L’attaque avait permis d’avoir accès à des serveurs contenant notamment des copies des registres électoraux avec les données de 40 millions d’électeurs, selon les médias britanniques. Mais selon M. Dowden, ces “tentatives d’ingérence dans la démocratie du Royaume-Uni n’ont pas abouti”.

L’intrusion “n’a pas eu d’incidence sur la sécurité des élections” et n’aura “aucun impact sur la manière dont les gens s’inscrivent, votent ou participent aux processus démocratiques”, a-t-il précisé. Mais pour montrer sa fermeté à quelques mois des élections législatives au Royaume-Uni, qui doivent avoir lieu d’ici la fin de l’année, “le ministère des Affaires étrangères convoquera l’ambassadeur chinois pour qu’il rende compte de la conduite de la Chine dans ces incidents”, a déclaré M. Dowden.

“Défi historique”

Deux individus et une organisation vont ainsi faire l’objet de sanctions pour leur “implication dans des cyberactivités malveillantes”, au Royaume-Uni mais aussi ailleurs dans le monde.

Il s’agit de Zhao Guangzong et Ni Gaobin, tous les deux membres de l’organisation de pirates informatiques APT31, affiliée à Pékin selon les experts, ainsi que de l’entreprise Wuhan Xiaoruizhi Science and Technology, une “façade” de cette organisation selon le gouvernement britannique.

Ils ont dans le même temps été sanctionnés par les Etats-Unis, a annoncé le ministère américain de la Justice lundi. Zhao Guangzong, Ni Gaobin ainsi que cinq autres ressortissants chinois ont également été inculpés pour “complot en vue de commettre des intrusions informatiques” et “fraudes électroniques”.

En juillet 2021, APT31 aurait ainsi mené des “activités de reconnaissance” afin de trouver des cibles parmi les parlementaires britanniques. “Une campagne de courriers électroniques d’APT31 a été bloquée grâce aux protocoles de cybersécurité du Parlement”, a indiqué M. Dowden.

Interrogé sur ces accusations lundi avant l’annonce, le porte-parole du ministère chinois des Affaires étrangères, Lin Jian, a répondu qu’il fallait se baser sur “des preuves objectives” plutôt que de “diffamer d’autres pays sans base factuelle, sans parler de politiser les questions de cybersécurité”. L’ambassade de Chine a elle fustigé une “action sinistre” de la part de Londres.

Cette accusation visant Pékin “est totalement infondée et constitue une calomnie malveillante”, a-t-elle affirmé dans un communiqué publié sur son site, précisant s’être plainte auprès des autorités britanniques. Se voulant rassurant, le Premier ministre britannique Rishi Sunak a déclaré que le Royaume-Uni ferait “le nécessaire” pour assurer sa sécurité et se protéger face au “défi historique” que pose une Chine “de plus en plus affirmée”.

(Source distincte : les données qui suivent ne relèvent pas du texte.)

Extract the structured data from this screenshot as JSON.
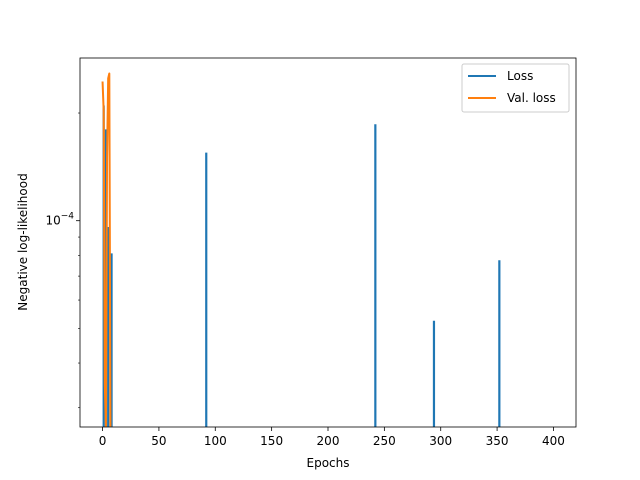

En septembre 2023, M. Sunak avait déjà dénoncé auprès de son homologue chinois Li Qiang des “interférences” de Pékin au Parlement de Westminster, après la révélation de deux arrestations pour espionnage survenues six mois auparavant. Mais pour certains députés de la majorité comme de l’opposition, la réponse du Royaume-Uni face à la Chine, qui intervient trois ans après ces actes de piratage, reste encore trop modérée.

“La montagne a accouché d’une souris”, a fustigé Iain Duncan Smith, influent député conservateur sanctionné par la Chine pour avoir critiqué le traitement de la minorité musulmane ouïghoure, qui a appelé Londres à sévir en sanctionnant directement des responsables politiques chinois.